Kemitraan dengan sektor swasta melalui program Corporate Social Responsibility (CSR) menjadi opsi menarik. Perusahaan besar di sektor pangan dapat berkontribusi melalui hibah atau skema co-funding. Pemanfaatan Dana Desa dan anggaran daerah juga perlu dioptimalkan, terutama di daerah dengan kerawanan pangan tinggi.
Dari sisi penerimaan negara, peningkatan efisiensi pajak, khususnya dari sektor informal dan ekonomi digital, dapat menambah sumber pendanaan. Mekanisme earmarking, di mana sebagian penerimaan pajak tertentu dialokasikan untuk MBG, juga patut dipertimbangkan.

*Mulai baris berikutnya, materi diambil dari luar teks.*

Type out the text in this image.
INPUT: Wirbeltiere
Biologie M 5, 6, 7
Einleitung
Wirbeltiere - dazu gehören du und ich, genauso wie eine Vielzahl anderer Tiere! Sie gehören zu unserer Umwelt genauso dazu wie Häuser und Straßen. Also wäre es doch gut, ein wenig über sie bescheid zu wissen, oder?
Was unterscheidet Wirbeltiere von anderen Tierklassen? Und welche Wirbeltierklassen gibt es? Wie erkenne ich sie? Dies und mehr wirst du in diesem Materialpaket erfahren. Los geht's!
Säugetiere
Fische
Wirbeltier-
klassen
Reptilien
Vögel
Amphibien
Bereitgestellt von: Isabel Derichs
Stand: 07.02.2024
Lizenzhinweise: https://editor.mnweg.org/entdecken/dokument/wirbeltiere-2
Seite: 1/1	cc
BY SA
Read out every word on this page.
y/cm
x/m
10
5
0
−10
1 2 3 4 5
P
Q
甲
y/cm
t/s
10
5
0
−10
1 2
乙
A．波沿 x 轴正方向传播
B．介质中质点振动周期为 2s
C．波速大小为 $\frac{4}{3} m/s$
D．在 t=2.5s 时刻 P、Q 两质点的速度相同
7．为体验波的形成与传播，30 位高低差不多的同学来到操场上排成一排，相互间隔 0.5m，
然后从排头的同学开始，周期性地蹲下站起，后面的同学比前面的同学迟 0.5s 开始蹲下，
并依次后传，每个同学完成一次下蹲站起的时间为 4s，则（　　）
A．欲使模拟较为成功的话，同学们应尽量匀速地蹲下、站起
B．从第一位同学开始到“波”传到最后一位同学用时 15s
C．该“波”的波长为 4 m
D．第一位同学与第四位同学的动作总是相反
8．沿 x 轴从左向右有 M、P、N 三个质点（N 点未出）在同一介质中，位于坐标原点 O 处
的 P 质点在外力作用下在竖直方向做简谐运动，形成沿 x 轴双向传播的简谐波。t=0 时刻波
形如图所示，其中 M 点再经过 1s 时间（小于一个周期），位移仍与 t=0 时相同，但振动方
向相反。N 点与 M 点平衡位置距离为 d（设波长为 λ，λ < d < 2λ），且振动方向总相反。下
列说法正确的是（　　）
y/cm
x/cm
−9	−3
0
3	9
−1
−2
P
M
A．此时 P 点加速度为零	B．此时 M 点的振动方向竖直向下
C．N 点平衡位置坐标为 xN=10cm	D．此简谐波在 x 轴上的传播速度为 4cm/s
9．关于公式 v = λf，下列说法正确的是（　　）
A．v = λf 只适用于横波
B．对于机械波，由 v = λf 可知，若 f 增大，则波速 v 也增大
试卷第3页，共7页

Inovasi keuangan seperti pembiayaan berbasis hasil (result-based financing) dapat menarik investor sosial dan lembaga internasional. Pendanaan akan diberikan berdasarkan capaian indikator tertentu, seperti penurunan angka stunting. Hal ini menjamin efektivitas program.
Pemberdayaan Ekonomi Lokal
Program MBG dirancang untuk memberikan dampak ganda, termasuk pada perekonomian. Dengan melibatkan petani lokal, koperasi, dan UMKM, program ini dapat menstimulus sektor pertanian dan industri makanan. Pengadaan bahan pangan harus mengutamakan produksi dalam negeri untuk mendorong kemandirian pangan.
Pemerintah perlu mengantisipasi dampak jangka panjang ekspansi belanja sosial. Reformasi struktural dalam sistem penerimaan negara sangat krusial untuk keberlanjutan MBG. Perlu strategi jangka panjang untuk memperkuat basis pajak dan mengurangi kebocoran penerimaan.
Transparansi dan pengawasan ketat terhadap distribusi makanan, serta pemanfaatan teknologi digital, akan meningkatkan akuntabilitas dan efisiensi program. Implementasi yang efektif dan berkelanjutan tanpa mengorbankan stabilitas keuangan negara adalah kunci keberhasilan MBG.
Kesimpulannya, keberhasilan MBG bergantung pada keseimbangan antara target sosial dan disiplin fiskal. Dengan mengoptimalkan pendanaan melalui realokasi anggaran, kemitraan swasta, pemanfaatan dana daerah, inovasi pembiayaan, dan peningkatan penerimaan negara, MBG dapat menjadi investasi jangka panjang untuk generasi yang lebih sehat dan produktif, sekaligus menjadi model keberhasilan bagi negara lain.